The lesson plan "Prisoners in Another War" presents an Outline of the 1929 Geneva Convention that strips the 1929 Geneva Convention of its individual Articles, leaving only the section headings remaining. This outline form should allow students to get a good idea of the content and organization of the Geneva Convention prior to diving into a reading of the individual Articles. Understanding the overall structure of a legal document can help the details fall into place.

In reading legal documents it can be all too easy to lose sight of the forest through the trees.

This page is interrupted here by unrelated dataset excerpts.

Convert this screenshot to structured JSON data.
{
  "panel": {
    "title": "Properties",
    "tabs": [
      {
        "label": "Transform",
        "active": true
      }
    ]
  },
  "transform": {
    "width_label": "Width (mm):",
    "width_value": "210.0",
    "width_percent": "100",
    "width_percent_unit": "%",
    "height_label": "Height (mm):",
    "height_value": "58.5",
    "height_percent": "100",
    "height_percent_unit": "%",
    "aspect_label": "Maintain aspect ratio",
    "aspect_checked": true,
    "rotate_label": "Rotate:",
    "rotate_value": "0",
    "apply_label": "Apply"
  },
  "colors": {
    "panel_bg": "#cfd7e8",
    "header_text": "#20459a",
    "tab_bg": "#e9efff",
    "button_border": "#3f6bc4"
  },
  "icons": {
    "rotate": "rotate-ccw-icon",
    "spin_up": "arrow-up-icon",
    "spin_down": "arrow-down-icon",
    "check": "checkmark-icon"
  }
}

Considering the Conventions Used in Documentary Film

Like any other literary form, documentary films have their own rules and conventions. In Charles Guggenheim's last and remarkably personal film BERGA: SOLDIERS OF ANOTHER WAR, he makes a number of choices that affect the overall tone and impact of the film. From the beginning, Guggenheim relates his personal stake in telling the story of Berga, an editorial point of view rarely seen in mainstream documentary filmmaking. Guggenheim chooses to narrate the film himself rather than relying on the professional narrators common among many films. The film relies upon a limited set of visual devices: historic footage and photographs of Berga, the War in Europe and the camp's survivors; filmed interviews with camp survivors; and newly filmed scenes recreating the events depicted in BERGA: SOLDIERS OF ANOTHER WAR. Although reenactments in documentary films are frowned upon by many critics, early in the film Guggenheim acknowledges these reenacted scenes (filmed on location in the German village of Berga) with a somber note. The historians, experts, and talking heads common in many documentaries are absent in Guggenheim's film. Guggenheim has also decided to film interviews and reenacted scenes in black and white, which give the film a seamless, timeless quality.

Students should understand the decisions that go into the creation of a documentary film. Had he wanted to, Guggenheim could have made different choices without altering the truth of subject, but it is important to consider how each of the directorial decisions he has made affect the way in which the viewer experiences the film.